Publié par Gri-Gri International Oumar Mariko sur 5 Février 2015, 19:00pm

Catégories : #Mali, #CharlieHebdo, #Niger

IBK marche pour Charlie à Paris et oublie les militaires maliens tués / par Omar Mariko, député malien

Cette tribune nous a été envoyée avec pour titre initial "Le prix de l'inconséquence"

Deux jours avant la tuerie de Charlie Hebdo, le 5 janvier au matin, une milice a attaqué les positions de l’armée malienne dans la ville de Nampala, ville du Mali proche de la frontière mauritanienne. Lors de cet attentat onze militaires maliens ont été tués. Dès l’annonce de cette triste nouvelle, le Parti Sadi a demandé au Gouvernement l’organisation de funérailles nationales. Malheureusement, nous n’avons pas été entendus et nous avons été les seuls à nous déplacer pour présenter nos condoléances aux familles des victimes. Le 11 janvier sept dirigeants africains, dont le Président du Mali, IBK, défilaient dans les rues de Paris pour rendre hommage aux 17 morts Français. Ces deux événements, Charlie Hebdo et Nampala, étaient pourtant en tous points similaires, une attaque commando organisée pour tuer et réalisée par les mêmes groupuscules obscurantistes se revendiquant de l’Islam. Evidemment, nous avons de la compassion pour les familles des victimes françaises, mais est-il anormal de demander la même compassion pour nos morts et en particulier celle de notre Président ? En se précipitant à Paris pour être sur la photo des puissants de ce monde contre la barbarie, ces chefs d’Etat, de Faure Gnassigbé à Ali Bongo, en passant par IBK et Mahamadou Issoufou, n’ont pas mesuré les conséquences de cette présence sur leurs opinions publiques. Les populations ont-elles eu tort d’interpréter la marche de leurs Présidents sur le pavé parisien comme du mépris face à leur sort, à la barbarie qu’elles affrontent chaque jour et aux drames qu’elles vivent quotidiennement ? En tweetant : « Mes collègues Africains rendent des hommages aux morts français, mais les morts de chez nous, ils s’en foutent. Vous faites honte à l’Afrique. » le Président camerounais, Paul Biya, a dit tout haut ce que beaucoup d’Africains pensaient tout bas.
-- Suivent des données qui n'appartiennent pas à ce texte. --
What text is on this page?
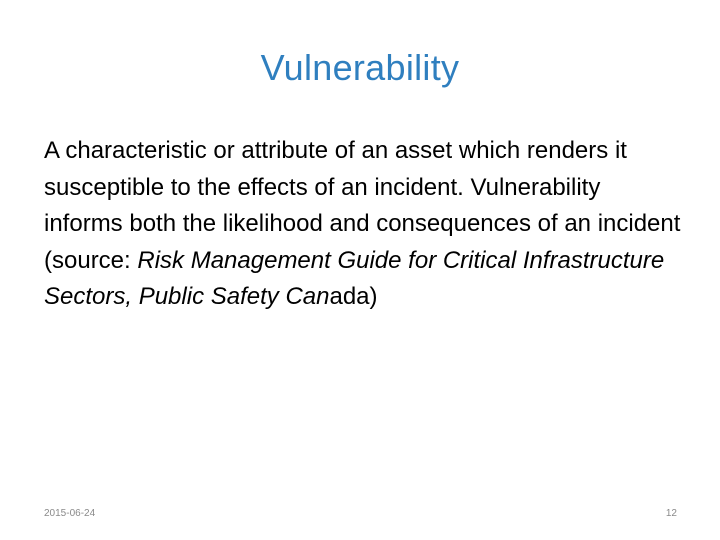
Vulnerability
A characteristic or attribute of an asset which renders it susceptible to the effects of an incident. Vulnerability informs both the likelihood and consequences of an incident (source: Risk Management Guide for Critical Infrastructure Sectors, Public Safety Canada)
2015-06-24	12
Car il ne faut pas s’y tromper, les manifestations au Niger comme au Mali contre les dernières caricatures du Prophète publiées par Charlie Hebdo, relèvent plus de la colère contre leurs Présidents respectifs Mahamadou Issoufou et IBK que d’une révolte contre la liberté d’expression ! Ensuite, il a été facile pour les fondamentalistes de récupérer les manifestations, ils savent parfaitement et depuis longtemps instrumentaliser cette colère, la frustration, la misère et le ressentiment des populations. Conséquence de cette marche parisienne : au moins 10 morts au Niger. Qui leur rendra hommage ?
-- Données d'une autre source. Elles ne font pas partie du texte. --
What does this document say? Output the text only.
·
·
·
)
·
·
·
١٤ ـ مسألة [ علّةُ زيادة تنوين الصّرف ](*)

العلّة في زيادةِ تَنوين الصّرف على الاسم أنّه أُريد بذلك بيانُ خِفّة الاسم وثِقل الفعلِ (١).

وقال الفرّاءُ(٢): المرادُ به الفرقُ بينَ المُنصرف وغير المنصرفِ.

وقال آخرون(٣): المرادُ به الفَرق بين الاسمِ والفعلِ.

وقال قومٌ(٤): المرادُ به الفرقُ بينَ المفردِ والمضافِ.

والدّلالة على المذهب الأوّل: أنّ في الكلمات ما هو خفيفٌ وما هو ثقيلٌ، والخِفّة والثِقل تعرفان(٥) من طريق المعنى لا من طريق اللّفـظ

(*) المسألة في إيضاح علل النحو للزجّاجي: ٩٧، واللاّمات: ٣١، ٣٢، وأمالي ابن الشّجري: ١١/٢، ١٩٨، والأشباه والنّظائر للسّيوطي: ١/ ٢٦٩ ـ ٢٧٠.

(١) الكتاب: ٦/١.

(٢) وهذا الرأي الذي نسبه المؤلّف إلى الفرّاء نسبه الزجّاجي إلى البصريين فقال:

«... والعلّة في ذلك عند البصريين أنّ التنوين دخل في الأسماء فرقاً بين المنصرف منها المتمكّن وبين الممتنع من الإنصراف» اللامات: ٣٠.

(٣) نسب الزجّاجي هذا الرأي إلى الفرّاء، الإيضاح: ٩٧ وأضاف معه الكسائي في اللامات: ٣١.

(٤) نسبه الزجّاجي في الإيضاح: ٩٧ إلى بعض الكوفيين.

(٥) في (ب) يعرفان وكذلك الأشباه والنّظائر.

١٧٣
Personne n’a relevé qu’il n’y avait eu aucune manifestation contre ces caricatures au Burkina Faso, alors que ce pays est à majorité musulmane. La raison en est simple, non seulement les autorités de transition, qui dirigent ce pays depuis la chute de Blaise Compaoré, n’étaient pas présentes à Paris, mais elles ont honoré leurs morts en rendant les 13 et 14 janvier dernier, un hommage national et digne lors du rapatriement des corps de 19 victimes burkinabé décédées lors du crash de l’avion d’Air Algérie. J’étais le seul représentant malien à ces cérémonies, pourtant cet accident a eu lieu sur notre sol et le Mali est responsable de l’enquête sur les circonstances de ce drame. Ni notre Président, ni aucun membre de notre Gouvernement n’a fait le voyage jusqu’au Burkina voisin pour présenter ses condoléances aux familles. Y ont-ils seulement pensé ? Lors de la veillée funéraire, le Président de la transition Michel Kafando et son Premier ministre Yacouba Zida étaient aux côtés d’un imam, d’un évêque, d’un pasteur et d’un chef coutumier dans un hommage œcuménique. C’est cette Afrique là que nous reconnaissons et aimons.
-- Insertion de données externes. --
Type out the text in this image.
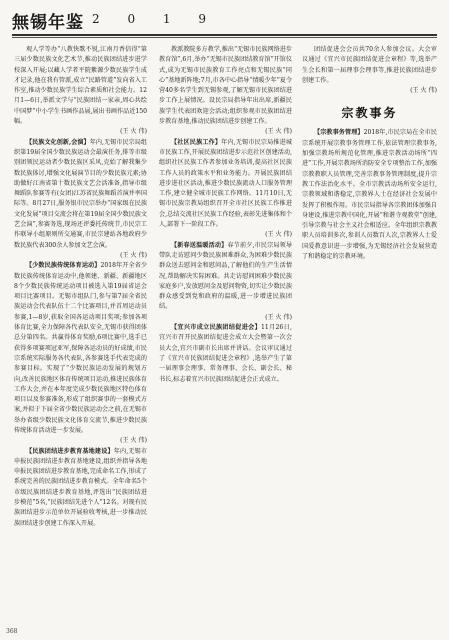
無锡年鉴 2 0 1 9

观人学等办“八教快歌不锐,江南月香信得”第三届少数民族文化艺术节,推动民族团结进步进学校深入开展;以藏人学者平院紫源少数民族学生成才记录,他在我有管派,成立“民路管道”发向省入工作室,推动少数民族学生综合素质和社会能力。12月1—6日,举派文学与“民族团结一家亲,周心共绘中国梦”中小学生书画作品展,展出书画作品近150幅。

(王 火 伟)

【民族文化创新,会演】年内,无锡市民宗局组织第19届全国少数民族运动会最演任务,排等市级别团领民运动者少数民族区采风,克始了解我集少数民族体讨,增强文化展演节目的少数民族元素;协助做好江南省第十数民族文艺会活准备,指导市级舞蹈队参赛等有(女团)江苏省民族舞蹈首演并率国际等。8月27日,服务银市民宗举办“国家级在民族文化发展”项目交流会将在第19届全国少数民族文艺会演”,参赛务选,现场还评委托传统节,市民宗工作联导小组原则所交通赛,市民宗建站各地政府少数民族代表300余人参加文艺会演。

(王 火 伟)

【少数民族传统体育运动】2018年开全省少数民族传统体育运动中,他领建、新疆、新疆地区8个少数民族传统运动项目被选入第19届省运会项目比赛项目。无锡市组队门,参与第7届全省民族运动会代表队伍十二个比赛项目,并首周运动员参赛,1—8岁,获取全国各运动项目奖项;参加各项体育比赛,全力保障各代表队安全,无锡市获得团体总分第四名。共赢得体育奖励,6项比赛中,选手已获得多项赛项冠亚军,保障各运动员的好成绩,市民宗系统实际服务各代表队,各参赛选手代表完成的参赛目标。实现了“少数民族运动发展的规划方向,改善民族地区体育传统项目运动,推进民族体育工作大会,并在本年度完成少数民族地区特色体育项目以及参赛准备,形成了组织赛事的一套模式方案,并拟于下届全省少数民族运动会之前,在无锡市举办省级少数民族文化体育交流节,推进少数民族传统体育活动进一步发展。

(王 火 伟)

【民族团结进步教育基地建设】年内,无锡市申报民族团结进步教育基地建设,组织并指导各地申报民族团结进步教育基地,完成命名工作,形成了系统完善的民族团结进步教育模式。全年命名5个市级民族团结进步教育基地,评选出“民族团结进步模范”5名,“民族团结先进个人”12名。对现有民族团结进步示范单位开展验收考核,进一步推动民族团结进步创建工作深入开展。

教派教院多方教学,推出“无锡市民族网络进步教育馆”,6月,举办“无锡市民族团结教育馆”开馆仪式,成为无锡市民族教育工作亮点和无锡民族“同心”基地新阵地;7月,市各中心指导“情暖少年”夏令营40多名学生到无锡参观,了解无锡市民族团结进步工作上展情况。设民宗局指导年出出席,新疆民族学生代表团欢迎会活动;组织参观市民族团结进步教育基地,推动民族团结进步创建工作。

(王 火 伟)

【社区民族工作】年内,无锡市民宗局推进城市民族工作,开展民族团结进步示范社区创建活动,组织社区民族工作者参加业务培训,提高社区民族工作人员的政策水平和业务能力。开展民族团结进步进社区活动,推进少数民族流动人口服务管理工作,建立健全城市民族工作网络。11月10日,无锡市民族宗教局组织召开全市社区民族工作推进会,总结交流社区民族工作经验,表彰先进集体和个人,部署下一阶段工作。

(王 火 伟)

【新春送温暖活动】春节前夕,市民宗局领导带队走访慰问少数民族困难群众,为困难少数民族群众送去慰问金和慰问品,了解他们的生产生活情况,帮助解决实际困难。共走访慰问困难少数民族家庭多户,发放慰问金及慰问物资,切实让少数民族群众感受到党和政府的温暖,进一步增进民族团结。

(王 火 伟)

【宜兴市成立民族团结促进会】11月26日,宜兴市召开民族团结促进会成立大会暨第一次会员大会,宜兴市副市长出席并讲话。会议审议通过了《宜兴市民族团结促进会章程》,选举产生了第一届理事会理事、常务理事、会长、副会长、秘书长,标志着宜兴市民族团结促进会正式成立。

团结促进会会员共70余人参加会议。大会审议通过《宜兴市民族团结促进会章程》等,选举产生会长和第一届理事会理事等,推进民族团结进步创建工作。

(王 火 伟)

宗教事务

【宗教事务管理】2018年,市民宗局在全市民宗系统开展宗教事务管理工作,依法管理宗教事务,加强宗教场所规范化管理,推进宗教活动场所“四进”工作,开展宗教场所消防安全专项整治工作,加强宗教教职人员管理,完善宗教事务管理制度,提升宗教工作法治化水平。全市宗教活动场所安全运行,宗教领域和谐稳定,宗教界人士在经济社会发展中发挥了积极作用。市民宗局指导各宗教团体加强自身建设,推进宗教中国化,开展“和谐寺观教堂”创建,引导宗教与社会主义社会相适应。全年组织宗教教职人员培训多次,参训人员数百人次,宗教界人士爱国爱教意识进一步增强,为无锡经济社会发展营造了和谐稳定的宗教环境。

368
Depuis ces événements, les attaques des groupes armés, des djihadistes, des milices ont fait encore plus d’une vingtaine de morts notamment lors de combats dans le village de Ténenkou. La situation sécuritaire au Mali se dégrade vite. Le cessez le feu négocié lors du troisième round des pourparlers d’Alger en octobre 2014, est une lettre morte. Ces pourparlers doivent reprendre mais il ne faut pas être naïf, les négociations ne peuvent pas aboutir à une paix durable. En effet, les accords seront signés pour satisfaire aux exigences de la communauté internationale et non pour préserver l’unité du Mali et des Maliens. La paix ne peut être gagnée que par un véritable dialogue entre Maliens avec comme seul et unique but : l'intérêt du Mali.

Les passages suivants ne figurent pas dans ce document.